“Lo sai che non mi piace, non mi è mai piaciuta”.
domenica 21 ottobre 2012
Dallla panchina alla vita
Titolo: Dallla panchina alla vita
“Lo sai che non mi piace, non mi è mai piaciuta”.
Genere: AU
Autore: Annina
Parring: Diego/Caparezza
Story line: anni '80
NC 17 per scene di sesso
Disclaimer: è
tutto frutto di fantasia, come sempre e niente è fatto a scopo di lucro
“Lo sai che non mi piace, non mi è mai piaciuta”.
“Piantala Michele, non sei mia
madre! Non devo certo chiedere a te chi posso frequentare”!
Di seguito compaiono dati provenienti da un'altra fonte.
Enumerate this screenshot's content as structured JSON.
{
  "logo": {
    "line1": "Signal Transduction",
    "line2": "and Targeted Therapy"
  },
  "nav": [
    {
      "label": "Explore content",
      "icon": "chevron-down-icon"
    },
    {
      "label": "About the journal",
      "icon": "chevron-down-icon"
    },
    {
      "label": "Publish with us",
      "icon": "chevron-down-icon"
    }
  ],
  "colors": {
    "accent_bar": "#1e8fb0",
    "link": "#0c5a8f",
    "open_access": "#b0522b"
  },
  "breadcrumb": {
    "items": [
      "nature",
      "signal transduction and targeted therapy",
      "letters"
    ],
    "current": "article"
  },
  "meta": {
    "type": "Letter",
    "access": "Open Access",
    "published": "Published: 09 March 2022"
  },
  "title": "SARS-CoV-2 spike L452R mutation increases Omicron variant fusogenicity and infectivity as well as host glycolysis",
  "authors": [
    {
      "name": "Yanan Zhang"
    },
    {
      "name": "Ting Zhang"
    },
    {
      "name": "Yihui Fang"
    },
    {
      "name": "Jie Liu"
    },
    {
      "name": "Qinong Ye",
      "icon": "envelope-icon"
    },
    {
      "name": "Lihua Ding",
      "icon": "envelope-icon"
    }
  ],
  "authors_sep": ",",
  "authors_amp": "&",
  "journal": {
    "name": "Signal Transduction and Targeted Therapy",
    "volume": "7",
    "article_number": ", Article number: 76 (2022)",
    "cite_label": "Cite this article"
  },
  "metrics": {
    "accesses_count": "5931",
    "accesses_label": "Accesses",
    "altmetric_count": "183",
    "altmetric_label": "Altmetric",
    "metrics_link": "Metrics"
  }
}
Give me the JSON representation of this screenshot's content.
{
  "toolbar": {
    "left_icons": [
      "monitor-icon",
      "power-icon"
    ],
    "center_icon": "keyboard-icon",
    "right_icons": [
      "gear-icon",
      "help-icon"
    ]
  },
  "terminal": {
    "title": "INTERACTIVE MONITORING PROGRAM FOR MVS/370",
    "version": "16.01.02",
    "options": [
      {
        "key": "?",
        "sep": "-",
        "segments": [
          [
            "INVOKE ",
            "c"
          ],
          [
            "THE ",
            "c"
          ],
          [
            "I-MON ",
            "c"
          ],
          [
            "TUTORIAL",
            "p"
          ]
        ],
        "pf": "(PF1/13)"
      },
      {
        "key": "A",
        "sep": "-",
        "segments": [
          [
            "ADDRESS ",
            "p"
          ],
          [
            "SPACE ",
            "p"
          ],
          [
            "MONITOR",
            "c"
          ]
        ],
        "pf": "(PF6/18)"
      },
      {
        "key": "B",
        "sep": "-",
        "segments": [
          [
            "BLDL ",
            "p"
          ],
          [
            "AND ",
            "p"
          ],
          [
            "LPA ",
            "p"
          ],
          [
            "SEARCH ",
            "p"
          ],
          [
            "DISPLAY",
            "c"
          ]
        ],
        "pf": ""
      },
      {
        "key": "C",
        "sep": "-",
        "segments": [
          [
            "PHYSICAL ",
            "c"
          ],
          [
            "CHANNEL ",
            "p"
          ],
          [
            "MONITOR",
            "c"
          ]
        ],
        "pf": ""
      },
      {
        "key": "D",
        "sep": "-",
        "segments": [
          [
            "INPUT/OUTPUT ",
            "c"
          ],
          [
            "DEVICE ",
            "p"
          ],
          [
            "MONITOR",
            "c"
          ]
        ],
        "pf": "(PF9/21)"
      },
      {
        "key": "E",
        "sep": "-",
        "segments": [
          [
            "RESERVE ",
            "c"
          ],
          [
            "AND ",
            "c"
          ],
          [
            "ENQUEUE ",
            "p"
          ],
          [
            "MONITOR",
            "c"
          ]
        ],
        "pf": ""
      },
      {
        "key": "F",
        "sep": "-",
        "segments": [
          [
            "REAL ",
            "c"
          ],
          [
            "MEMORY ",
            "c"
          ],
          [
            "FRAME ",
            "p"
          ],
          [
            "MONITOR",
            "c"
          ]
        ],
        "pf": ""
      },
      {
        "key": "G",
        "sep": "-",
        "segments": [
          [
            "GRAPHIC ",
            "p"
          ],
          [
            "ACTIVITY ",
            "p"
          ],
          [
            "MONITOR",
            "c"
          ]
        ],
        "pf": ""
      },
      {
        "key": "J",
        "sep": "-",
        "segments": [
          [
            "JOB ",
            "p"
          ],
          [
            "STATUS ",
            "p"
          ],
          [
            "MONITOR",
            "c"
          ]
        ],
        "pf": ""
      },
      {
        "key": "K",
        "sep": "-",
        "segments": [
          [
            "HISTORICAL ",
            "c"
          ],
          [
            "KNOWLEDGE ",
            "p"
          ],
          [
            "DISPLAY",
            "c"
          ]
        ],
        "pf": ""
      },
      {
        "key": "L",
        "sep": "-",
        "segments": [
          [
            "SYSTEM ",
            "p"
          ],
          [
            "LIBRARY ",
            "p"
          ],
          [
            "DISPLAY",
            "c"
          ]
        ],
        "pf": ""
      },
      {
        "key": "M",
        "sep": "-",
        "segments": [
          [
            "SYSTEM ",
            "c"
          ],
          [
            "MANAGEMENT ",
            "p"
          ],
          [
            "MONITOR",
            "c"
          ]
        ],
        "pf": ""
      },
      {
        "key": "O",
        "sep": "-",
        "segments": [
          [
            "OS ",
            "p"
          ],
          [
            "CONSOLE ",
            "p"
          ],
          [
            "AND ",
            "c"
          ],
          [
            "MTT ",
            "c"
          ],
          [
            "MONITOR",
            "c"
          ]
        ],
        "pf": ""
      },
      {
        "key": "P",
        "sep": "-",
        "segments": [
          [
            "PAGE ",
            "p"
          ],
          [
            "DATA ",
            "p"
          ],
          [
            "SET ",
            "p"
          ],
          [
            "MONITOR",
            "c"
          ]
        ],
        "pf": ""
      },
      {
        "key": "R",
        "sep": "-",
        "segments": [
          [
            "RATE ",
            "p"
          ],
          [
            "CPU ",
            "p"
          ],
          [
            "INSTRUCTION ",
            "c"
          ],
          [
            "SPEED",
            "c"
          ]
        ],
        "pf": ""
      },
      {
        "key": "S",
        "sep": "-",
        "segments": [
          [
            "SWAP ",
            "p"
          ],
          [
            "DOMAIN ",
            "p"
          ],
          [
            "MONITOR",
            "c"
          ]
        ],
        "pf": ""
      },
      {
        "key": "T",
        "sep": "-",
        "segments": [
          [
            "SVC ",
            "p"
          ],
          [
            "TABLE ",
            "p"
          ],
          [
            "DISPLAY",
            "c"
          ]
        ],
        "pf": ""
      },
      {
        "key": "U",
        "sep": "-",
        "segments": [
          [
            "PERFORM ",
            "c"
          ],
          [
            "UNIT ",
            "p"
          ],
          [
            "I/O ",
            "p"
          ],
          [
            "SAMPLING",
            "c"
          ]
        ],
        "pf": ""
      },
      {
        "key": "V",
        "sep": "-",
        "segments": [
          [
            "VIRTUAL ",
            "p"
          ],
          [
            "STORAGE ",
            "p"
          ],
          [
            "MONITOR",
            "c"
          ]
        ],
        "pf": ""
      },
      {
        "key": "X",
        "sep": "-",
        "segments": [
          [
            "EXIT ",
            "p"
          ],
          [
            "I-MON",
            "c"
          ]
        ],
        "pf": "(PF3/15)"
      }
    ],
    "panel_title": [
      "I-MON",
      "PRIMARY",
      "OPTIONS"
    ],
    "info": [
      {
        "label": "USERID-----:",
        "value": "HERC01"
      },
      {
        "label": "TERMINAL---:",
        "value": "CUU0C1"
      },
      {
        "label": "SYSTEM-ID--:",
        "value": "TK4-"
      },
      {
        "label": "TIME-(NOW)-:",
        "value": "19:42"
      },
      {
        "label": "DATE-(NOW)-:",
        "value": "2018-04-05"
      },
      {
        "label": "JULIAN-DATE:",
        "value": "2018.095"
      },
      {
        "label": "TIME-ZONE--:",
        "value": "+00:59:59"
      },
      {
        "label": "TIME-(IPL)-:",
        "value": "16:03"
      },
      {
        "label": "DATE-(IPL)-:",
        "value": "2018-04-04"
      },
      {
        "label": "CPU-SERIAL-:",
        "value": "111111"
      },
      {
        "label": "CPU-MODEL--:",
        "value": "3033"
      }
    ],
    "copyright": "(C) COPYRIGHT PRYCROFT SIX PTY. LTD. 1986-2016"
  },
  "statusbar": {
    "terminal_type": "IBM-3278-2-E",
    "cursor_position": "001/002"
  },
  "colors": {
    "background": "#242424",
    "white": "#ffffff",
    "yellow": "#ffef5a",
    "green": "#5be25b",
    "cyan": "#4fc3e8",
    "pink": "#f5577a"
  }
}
“No Diego, però siamo amici da
sempre, penso di poterti dire come la penso. Elena è una stronza, ti farà fare
tutto quello che vuole, e tu in questo momento non hai bisogno di una come
lei”.
Diego guarda Michele, sembra
volergli dire qualcosa, invece tace, sospira e fa per andarsene.
Michele lo afferra per un
braccio. “Diego, ascoltami per favore”.
“No Michele. No. Anche tu stai
con Angela no? Anche lei è una stronza, ma io non te l’ho mai fatto pesare”.
Michele lo guarda sopreso:
“Perché?”
“Lascia perdere Micky, fammi
andare via”. E si incammina per il viale del parco, con i grandi occhi
socchiusi, come per non far vedere la tristezza che li riempie.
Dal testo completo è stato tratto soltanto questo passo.